FOLLOW THE LOCAL comedy scene long enough and you’ll pick up on this simple pattern: A young stand-up rises through the ranks of his/her peers to win Helium Comedy Club’s annual Portland’s Funniest Person competition, and very soon thereafter moves away. It’s not an affront to the city that breeds these funny folk. As current titleholder and soon-to-be-ex-Portlander Nariko Ott explains, there’s just no other mountain to climb.

“You don’t want to be a big fish in a small pond,” he says as he dissects a huge hamburger at My Father’s Place the night before his (initially canceled) farewell show at Helium. “Do you want to live in the same town when you’re the champ? ‘Hey, there’s that guy that used to be good! Why do people call that guy ‘Coach’?’”

Like the many other expat comics who have moved on to Los Angeles or New York before him, Ott could have easily made the jump months before he was awarded the Funniest Person crown. In the 2015 contest eventually won by Amy Miller (who now lives in LA), Ott earned the third-place spot with set after set of absurdist observations and surrealist setpieces, like turning the Chester’s Chicken mascot into a 9/11 conspiracy theorist.

He was also prepared to wait a bit before leaving for his eventual home in New York City. The Portland’s Funniest title has helped nab him a lot of road work, and there’s never a shortage of stage time for him here. But when his employer announced they were opening up an outlet in the Big Apple, he decided to make the jump and find out, he says, how far he has to go as a comic.

“It’s a very important lesson to learn how much you suck,” Ott says. “After I got here, I started doing stand-up and thought I knew was doing, but then I saw [former Portland comic] Richard Bain and was, like, ‘Ohhh... the ladder is so much taller than I thought it was.’”

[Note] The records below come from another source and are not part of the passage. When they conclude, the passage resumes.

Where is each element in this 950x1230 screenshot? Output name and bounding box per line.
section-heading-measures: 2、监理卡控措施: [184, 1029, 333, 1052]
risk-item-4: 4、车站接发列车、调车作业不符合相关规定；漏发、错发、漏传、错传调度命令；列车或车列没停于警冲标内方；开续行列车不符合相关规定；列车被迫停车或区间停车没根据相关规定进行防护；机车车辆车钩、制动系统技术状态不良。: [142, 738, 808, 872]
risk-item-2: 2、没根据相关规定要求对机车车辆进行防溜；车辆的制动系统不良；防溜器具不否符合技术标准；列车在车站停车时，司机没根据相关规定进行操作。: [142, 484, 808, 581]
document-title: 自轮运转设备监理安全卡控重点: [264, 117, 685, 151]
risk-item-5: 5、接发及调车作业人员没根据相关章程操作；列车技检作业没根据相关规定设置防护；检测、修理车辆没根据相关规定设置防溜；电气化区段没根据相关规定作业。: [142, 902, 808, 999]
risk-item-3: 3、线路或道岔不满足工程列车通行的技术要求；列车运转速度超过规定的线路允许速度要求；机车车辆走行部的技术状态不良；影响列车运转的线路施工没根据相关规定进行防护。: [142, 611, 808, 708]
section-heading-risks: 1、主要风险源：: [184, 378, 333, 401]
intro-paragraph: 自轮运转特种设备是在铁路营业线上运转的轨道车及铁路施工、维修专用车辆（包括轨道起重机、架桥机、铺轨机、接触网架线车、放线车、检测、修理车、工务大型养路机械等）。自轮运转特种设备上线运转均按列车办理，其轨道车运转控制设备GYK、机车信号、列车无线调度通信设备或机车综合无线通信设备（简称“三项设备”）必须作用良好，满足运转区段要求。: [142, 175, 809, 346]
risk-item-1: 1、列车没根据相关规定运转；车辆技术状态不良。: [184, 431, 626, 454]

The perpetually mustachioed Ott arrived in Portland in 2011 after spending his formative years in Tempe, Arizona, where he started a sketch comedy troupe and a jokey band that fused metal and country. Like any hungry comic, he hit up all the open mics he could, building his muscles and his material along the way. Eventually, as he tells it, he had the breakthrough moment that all stand-ups go through.

“You go along for a while and you think you’re doing well,” he says. “But then you find the joke that really works and you realize you’ve just been bothering people for a long time. Until you write something like that, you don’t know what the metric is, which is, ‘I have to suck less than this from now on.’”

He’s also used the experience of watching so many of his funny friends spread their wings and fly out of Portland as inspiration to push himself onstage so that he might eventually follow them.

“It’s been really heartening to watch my peers that are great get better after they leave,” he says, citing former locals Ian Karmel, Shane Torres, and Ron Funches. “Makes me feel like if I try hard and keep improving, it’s not so outlandish as it seems. Look at Gabe Dinger. He was just in a Big Freedia video. Maybe there’s a Big Freedia video out there for me and I’m going to find it.”